Now to walk out there, hope he buys the act again, and maybe—just maybe—live to see the next hour.

"You better be planning to get out of the fucking bathroom right about now or I will drag you out myself."

I flinched.

No kidding—straight up flinched at the door like it had barked at me.

Reed’s voice wasn’t just harsh—it was laced with that low growl that made your bones vibrate and your instincts scream "danger." Every word hit like claws raking down the other side of the door, promising I was seconds away from being yanked out like a disobedient pup.

Gods, these creatures. With their claws, their fangs, and their zero concept of boundaries. Was basic decency not part of their supernatural orientation packet?

I took one last look in the mirror. Wig secure. Hoodie tight. Chest bound. Jaw clenched. Dignity... somewhere on the floor.

"Please let this hold. Please let him not sniff it out. Please let me not die half-naked and exposed."

I muttered a silent prayer to every deity, spirit, and guardian angel on the payroll and turned the lock with trembling fingers. The door creaked open just a crack at first—enough to peek through.

His eyes met mine immediately. Dark. Impatient. Predatory.

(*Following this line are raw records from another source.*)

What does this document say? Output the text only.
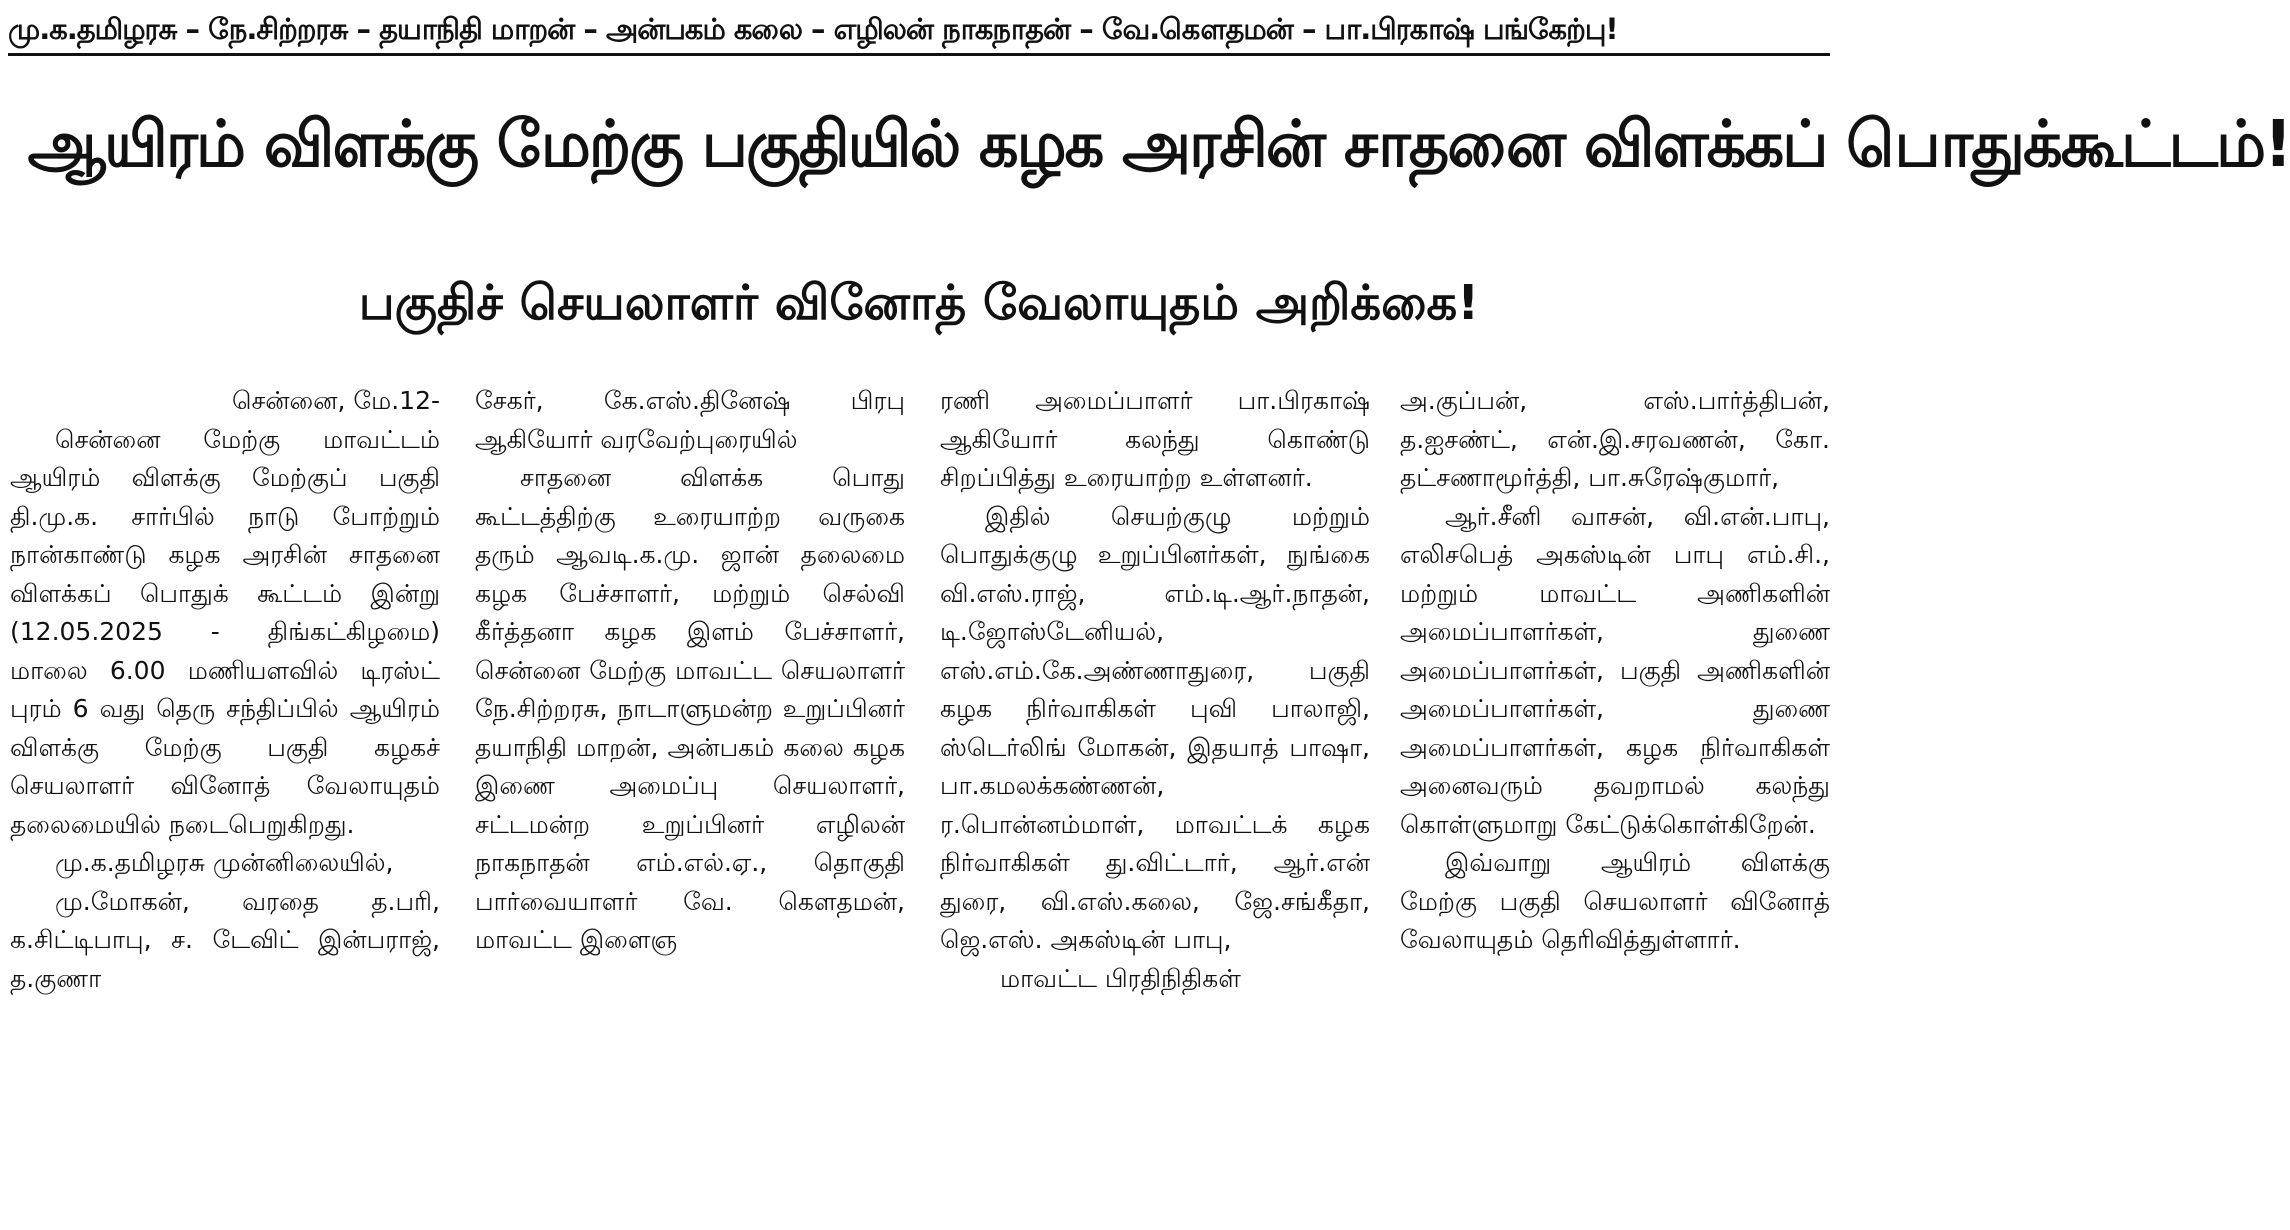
மு.க.தமிழரசு – நே.சிற்றரசு – தயாநிதி மாறன் – அன்பகம் கலை – எழிலன் நாகநாதன் – வே.கௌதமன் – பா.பிரகாஷ் பங்கேற்பு!
ஆயிரம் விளக்கு மேற்கு பகுதியில் கழக அரசின் சாதனை விளக்கப் பொதுக்கூட்டம்!
பகுதிச் செயலாளர் வினோத் வேலாயுதம் அறிக்கை!

சென்னை, மே.12-

சென்னை மேற்கு மாவட்டம் ஆயிரம் விளக்கு மேற்குப் பகுதி தி.மு.க. சார்பில் நாடு போற்றும் நான்காண்டு கழக அரசின் சாதனை விளக்கப் பொதுக் கூட்டம் இன்று (12.05.2025 - திங்கட்கிழமை) மாலை 6.00 மணியளவில் டிரஸ்ட் புரம் 6 வது தெரு சந்திப்பில் ஆயிரம் விளக்கு மேற்கு பகுதி கழகச் செயலாளர் வினோத் வேலாயுதம் தலைமையில் நடைபெறுகிறது.

மு.க.தமிழரசு முன்னிலையில்,

மு.மோகன், வரதை த.பரி, க.சிட்டிபாபு, ச. டேவிட் இன்பராஜ், த.குணா

சேகர், கே.எஸ்.தினேஷ் பிரபு ஆகியோர் வரவேற்புரையில்

சாதனை விளக்க பொது கூட்டத்திற்கு உரையாற்ற வருகை தரும் ஆவடி.க.மு. ஜான் தலைமை கழக பேச்சாளர், மற்றும் செல்வி கீர்த்தனா கழக இளம் பேச்சாளர், சென்னை மேற்கு மாவட்ட செயலாளர் நே.சிற்றரசு, நாடாளுமன்ற உறுப்பினர் தயாநிதி மாறன், அன்பகம் கலை கழக இணை அமைப்பு செயலாளர், சட்டமன்ற உறுப்பினர் எழிலன் நாகநாதன் எம்.எல்.ஏ., தொகுதி பார்வையாளர் வே. கௌதமன், மாவட்ட இளைஞ

ரணி அமைப்பாளர் பா.பிரகாஷ் ஆகியோர் கலந்து கொண்டு சிறப்பித்து உரையாற்ற உள்ளனர்.

இதில் செயற்குழு மற்றும் பொதுக்குழு உறுப்பினர்கள், நுங்கை வி.எஸ்.ராஜ், எம்.டி.ஆர்.நாதன், டி.ஜோஸ்டேனியல், எஸ்.எம்.கே.அண்ணாதுரை, பகுதி கழக நிர்வாகிகள் புவி பாலாஜி, ஸ்டெர்லிங் மோகன், இதயாத் பாஷா, பா.கமலக்கண்ணன், ர.பொன்னம்மாள், மாவட்டக் கழக நிர்வாகிகள் து.விட்டார், ஆர்.என் துரை, வி.எஸ்.கலை, ஜே.சங்கீதா, ஜெ.எஸ். அகஸ்டின் பாபு,

மாவட்ட பிரதிநிதிகள்

அ.குப்பன், எஸ்.பார்த்திபன், த.ஐசண்ட், என்.இ.சரவணன், கோ. தட்சணாமூர்த்தி, பா.சுரேஷ்குமார்,

ஆர்.சீனி வாசன், வி.என்.பாபு, எலிசபெத் அகஸ்டின் பாபு எம்.சி., மற்றும் மாவட்ட அணிகளின் அமைப்பாளர்கள், துணை அமைப்பாளர்கள், பகுதி அணிகளின் அமைப்பாளர்கள், துணை அமைப்பாளர்கள், கழக நிர்வாகிகள் அனைவரும் தவறாமல் கலந்து கொள்ளுமாறு கேட்டுக்கொள்கிறேன்.

இவ்வாறு ஆயிரம் விளக்கு மேற்கு பகுதி செயலாளர் வினோத் வேலாயுதம் தெரிவித்துள்ளார்.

I pulled the door open wider and stepped out. Head down. Shoulders hunched. Hoodie shadowing my face.

"Happy now?" I muttered under my breath, keeping my voice in that low, slightly hoarse register I’d practiced for months.

He didn’t respond right away. Just stared. I could feel his gaze like heat peeling away layers of fabric.

This was it. This was the test. Could I pull off being "Clause" for one more minute under that intense, all-seeing, wolf gaze?

Just one minute at a time.

Let’s hope today wasn’t the day I die from a wardrobe malfunction.